Доктор улыбнулся, и в голубых глазах сверкнули веселые огоньки.
– Чудные они, эти мамы, правда?
Судя по всему, парень обладал легким характером.
– Блэр! – Оглушительный возглас, наверное, поднял на ноги все отделение неотложной помощи. Маме срочно требовалось повидать свое израненное дитя, то есть меня.
– Со мной все в порядке, мам. Всего лишь несколько швов. Мы скоро закончим. – Я старалась говорить громко и уверенно.
Успокоили ли маму мои слова? Конечно, нет. Уже через секунду занавеска стремительно отлетела в сторону и передо мной предстало все семейство в полном составе. Мама, папа, Шона и даже Дженни. Арядом с ними стоял Уайатт, все еще крайне мрачный и раздраженный.
Доктор Макдуфф поднял голову, явно намереваясь произнести что-нибудь вроде «убирайтесь отсюда», хотя в его исполнении это прозвучало бы скорее как «лучше бы вы, ребята, немного подождали в коридоре, мы закончим уже через пару минут». Однако он так ничего и не сказал. Просто увидел маму и сразу забыл все слова.
Такая реакция вполне обычна. В то время, о котором я рассказываю, маме было пятьдесят четыре, но выглядела она не старше сорока. В юности мама носила титул «Мисс Северная Каролина» – высокая, стройная, просто великолепная блондинка. Других слов и не подберешь. Папа любил ее до безумия, но проблем не возникало, так как и она до безумия любила его.

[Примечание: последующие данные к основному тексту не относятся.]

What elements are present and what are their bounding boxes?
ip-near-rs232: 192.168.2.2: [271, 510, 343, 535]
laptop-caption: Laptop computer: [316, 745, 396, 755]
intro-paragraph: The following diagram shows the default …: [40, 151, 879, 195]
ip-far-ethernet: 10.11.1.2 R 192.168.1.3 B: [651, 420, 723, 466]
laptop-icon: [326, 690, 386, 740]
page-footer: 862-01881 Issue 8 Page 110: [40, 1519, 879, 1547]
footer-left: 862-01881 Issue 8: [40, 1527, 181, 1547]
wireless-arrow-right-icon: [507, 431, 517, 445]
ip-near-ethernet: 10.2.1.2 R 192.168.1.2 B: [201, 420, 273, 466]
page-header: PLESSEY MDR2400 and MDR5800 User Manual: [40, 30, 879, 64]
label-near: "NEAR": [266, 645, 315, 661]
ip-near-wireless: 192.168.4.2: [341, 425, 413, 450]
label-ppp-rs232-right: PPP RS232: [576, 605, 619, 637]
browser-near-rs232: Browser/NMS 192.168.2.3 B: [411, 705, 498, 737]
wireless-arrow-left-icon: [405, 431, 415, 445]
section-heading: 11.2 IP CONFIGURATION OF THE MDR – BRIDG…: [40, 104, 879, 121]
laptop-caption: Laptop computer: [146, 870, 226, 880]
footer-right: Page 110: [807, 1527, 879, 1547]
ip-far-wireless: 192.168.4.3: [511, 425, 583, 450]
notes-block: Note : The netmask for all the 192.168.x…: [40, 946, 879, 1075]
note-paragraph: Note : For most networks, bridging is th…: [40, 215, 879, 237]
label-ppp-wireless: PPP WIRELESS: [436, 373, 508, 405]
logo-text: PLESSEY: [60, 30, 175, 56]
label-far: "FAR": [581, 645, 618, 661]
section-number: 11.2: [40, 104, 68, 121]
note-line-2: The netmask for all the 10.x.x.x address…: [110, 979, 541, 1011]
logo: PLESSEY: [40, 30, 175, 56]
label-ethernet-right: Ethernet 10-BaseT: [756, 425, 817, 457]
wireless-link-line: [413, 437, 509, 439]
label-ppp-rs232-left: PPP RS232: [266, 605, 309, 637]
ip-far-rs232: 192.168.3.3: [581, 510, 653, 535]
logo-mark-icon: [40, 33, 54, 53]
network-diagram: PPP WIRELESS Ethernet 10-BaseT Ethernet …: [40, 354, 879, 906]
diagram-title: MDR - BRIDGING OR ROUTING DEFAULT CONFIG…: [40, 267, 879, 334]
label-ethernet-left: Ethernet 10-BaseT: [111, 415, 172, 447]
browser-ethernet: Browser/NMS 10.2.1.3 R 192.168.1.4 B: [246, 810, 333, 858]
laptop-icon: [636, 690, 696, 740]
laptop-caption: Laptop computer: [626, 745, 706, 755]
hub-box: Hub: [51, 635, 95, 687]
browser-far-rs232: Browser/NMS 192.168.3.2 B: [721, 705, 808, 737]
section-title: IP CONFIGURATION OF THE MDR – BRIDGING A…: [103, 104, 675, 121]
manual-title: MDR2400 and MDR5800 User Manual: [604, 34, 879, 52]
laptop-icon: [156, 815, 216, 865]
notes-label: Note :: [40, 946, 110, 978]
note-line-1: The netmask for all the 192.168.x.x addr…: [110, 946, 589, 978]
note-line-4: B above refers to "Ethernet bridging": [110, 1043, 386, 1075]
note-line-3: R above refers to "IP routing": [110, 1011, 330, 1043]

Мама бросилась ко мне, но как только убедилась в относительной целостности собственного ребенка, моментально успокоилась и ограничилась тем, что погладила малышку, то есть меня, по лбу, как в пять лет.
– Подстрелили? – ласково уточнила она. – Зато будет что рассказать внукам.
Я же говорила, что иногда мы с ней даже думаем одними и теми же словами. Просто удивительно.
Потом внимание главной посетительницы переключилось на Макдуффа.
– Здравствуйте, доктор. Я Тина Мэллори, мать Блэр. Рана очень серьезная?
Доктор взглянул, прищурившись, немного похлопал глазами, а потом снова ступил на профессиональную стезю:
– Нет, ничего страшного. Недельку, максимум две придется поберечь руку, но уже через пару месяцев все будет в порядке. Я объясню, что следует делать в первые дни.
– Да я и сама прекрасно знаю систему: покой, лед на повязку и антибиотики.
– Верно, – с улыбкой похвалил доктор. – Рецепт на обезболивающие я выпишу, но думаю, что можно будет обойтись без сильных средств. Только, пожалуйста, никакого аспирина, чтобы не вызвать кровотечения.
Обратите внимание, что разговаривал доктор вовсе не со мной, а с мамой. Она всегда так действовала на мужчин.
В крошечную палату протиснулось все семейство. Папа встал рядом с мамой и обнял ее за талию, пытаясь утешить и ободрить в очередном кризисе с очередным ребенком. Дженни заметила один-единственный стул для посетителей и уселась, скрестив длинные ноги.
Макдуфф взглянул на младшую сестричку и снова захлопал глазами. Дженнифер очень похожа на маму, только волосы у нее темнее.
Я слегка кашлянула, чтобы привлечь внимание доктора и вернуть его на землю.
– Кажется, вы хотели что-то зашить, – шепотом напомнила я.
– Ах да. – Макдуфф заговорщицки подмигнул мне. – На минуту вдруг забыл обо всем на свете.
– Бывает, – сочувственно произнес папа.
Отец у меня высокий, худощавый, со светло-каштановыми волосами и голубыми глазами. Он спокоен и несуетен, к тому же обладает безотказным чувством юмора. В детстве это качество не раз выручало нас в самых сложных ситуациях. В колледже он играл в бейсбол, но профессией выбрал электронику. Однако самое главное то, что папа с легкостью справляется с ответственной ролью единственного мужчины в окружении четырех женщин. Конечно, по дороге в госпиталь он места себе не находил от волнения, но теперь, убедившись, что дитя в относительной безопасности, благополучно вернулся в свое обычное невозмутимое состояние.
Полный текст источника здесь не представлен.